Winners of the award also must demonstrate influence in the field beyond
the community and state level. Evidence of that was provided in the
nomination process, Yairi said, by the director of an audiology clinic
in a major hospital who wrote: "Lou’s mastery of recent advancements
in the field, superior diagnostic skills, use of effective aural rehabilitation
techniques, sensitivity in counseling, and caring for patients converge
to make her not just an excellent audiologist, but an exceptional one."
Carrie LaFollett, an audiologist at Carle Clinic in Urbana, was not
surprised to learn that Echols-Chambers had been honored for her achievements.
When she was a graduate student at Illinois, Echols-Chamber was her
supervisor.
"The biggest thing she taught us was the importance of professionalism,"
LaFollett said. "She taught us to remember that the patient is
the priority, and if we don’t know an answer, don’t pretend;
always strive to find the correct answer.
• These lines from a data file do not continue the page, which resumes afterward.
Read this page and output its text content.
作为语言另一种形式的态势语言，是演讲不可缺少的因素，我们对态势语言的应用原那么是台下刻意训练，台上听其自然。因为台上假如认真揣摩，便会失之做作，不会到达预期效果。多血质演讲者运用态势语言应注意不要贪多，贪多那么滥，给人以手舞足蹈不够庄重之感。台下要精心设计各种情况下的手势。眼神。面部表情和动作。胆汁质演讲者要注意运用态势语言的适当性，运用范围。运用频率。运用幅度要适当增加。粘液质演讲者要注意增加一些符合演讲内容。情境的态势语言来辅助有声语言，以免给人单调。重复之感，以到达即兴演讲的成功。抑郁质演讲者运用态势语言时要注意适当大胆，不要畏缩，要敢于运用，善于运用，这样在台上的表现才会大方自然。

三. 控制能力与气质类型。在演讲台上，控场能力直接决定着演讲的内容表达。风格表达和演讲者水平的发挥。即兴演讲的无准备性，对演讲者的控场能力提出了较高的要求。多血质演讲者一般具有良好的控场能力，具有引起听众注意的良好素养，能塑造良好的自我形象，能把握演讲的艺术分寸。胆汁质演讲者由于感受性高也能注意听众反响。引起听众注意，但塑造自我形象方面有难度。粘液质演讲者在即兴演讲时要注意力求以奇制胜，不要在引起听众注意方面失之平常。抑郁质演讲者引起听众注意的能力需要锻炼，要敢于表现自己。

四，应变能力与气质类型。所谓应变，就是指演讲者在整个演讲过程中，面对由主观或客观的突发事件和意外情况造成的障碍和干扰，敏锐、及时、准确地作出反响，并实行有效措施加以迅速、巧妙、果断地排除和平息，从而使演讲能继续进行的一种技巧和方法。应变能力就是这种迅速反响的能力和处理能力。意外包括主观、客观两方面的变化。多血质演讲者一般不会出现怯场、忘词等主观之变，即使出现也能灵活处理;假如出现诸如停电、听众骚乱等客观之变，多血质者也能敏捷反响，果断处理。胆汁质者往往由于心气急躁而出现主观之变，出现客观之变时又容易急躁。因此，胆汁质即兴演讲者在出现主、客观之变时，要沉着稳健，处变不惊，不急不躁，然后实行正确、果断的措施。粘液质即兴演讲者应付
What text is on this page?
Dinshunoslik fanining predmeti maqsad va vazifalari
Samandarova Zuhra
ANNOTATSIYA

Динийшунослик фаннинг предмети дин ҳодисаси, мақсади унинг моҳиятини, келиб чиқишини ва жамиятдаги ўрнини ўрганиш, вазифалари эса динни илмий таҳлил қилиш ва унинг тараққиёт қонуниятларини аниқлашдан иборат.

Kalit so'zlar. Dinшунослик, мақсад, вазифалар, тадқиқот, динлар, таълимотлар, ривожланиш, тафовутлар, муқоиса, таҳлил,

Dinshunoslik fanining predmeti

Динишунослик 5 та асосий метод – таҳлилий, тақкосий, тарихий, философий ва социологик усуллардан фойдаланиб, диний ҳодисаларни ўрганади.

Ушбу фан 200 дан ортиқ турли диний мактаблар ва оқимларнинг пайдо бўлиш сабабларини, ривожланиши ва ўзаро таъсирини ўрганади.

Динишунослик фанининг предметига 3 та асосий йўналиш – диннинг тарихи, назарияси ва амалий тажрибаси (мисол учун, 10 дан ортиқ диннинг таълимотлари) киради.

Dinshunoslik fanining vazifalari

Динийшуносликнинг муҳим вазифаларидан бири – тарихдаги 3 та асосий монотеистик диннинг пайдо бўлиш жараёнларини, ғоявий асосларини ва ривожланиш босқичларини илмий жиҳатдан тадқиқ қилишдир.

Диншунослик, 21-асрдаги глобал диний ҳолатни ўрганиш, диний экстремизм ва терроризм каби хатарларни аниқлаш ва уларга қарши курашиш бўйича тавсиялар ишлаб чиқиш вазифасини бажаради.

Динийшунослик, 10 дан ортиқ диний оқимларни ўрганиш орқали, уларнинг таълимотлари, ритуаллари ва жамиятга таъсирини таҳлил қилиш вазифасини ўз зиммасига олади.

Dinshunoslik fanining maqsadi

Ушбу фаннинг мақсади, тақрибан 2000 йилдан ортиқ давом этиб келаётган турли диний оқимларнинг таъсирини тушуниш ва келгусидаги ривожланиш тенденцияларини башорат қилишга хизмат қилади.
"She was also very close with some of the children with hearing
loss – very close and protective of those kids. They were like
her own children. She was an advocate for them."
And while Echols-Chambers had a motherly side that her students saw
as well, LaFollett said she made it clear that she had high expectations
for them. "Our class had a great dynamic with her," LaFollett
said. "We could sit down and shoot the breeze and joke around with
her. She was a friend. But we felt it was a matter of earning her respect.
If you meet and exceed those expectations, she’ll loosen up."
LaFollett added that she regards Echols-Chambers as a role model. "Now
when I supervise students, I want to give them some leeway, but I use
my experience with her as a benchmark because I think I turned out OK."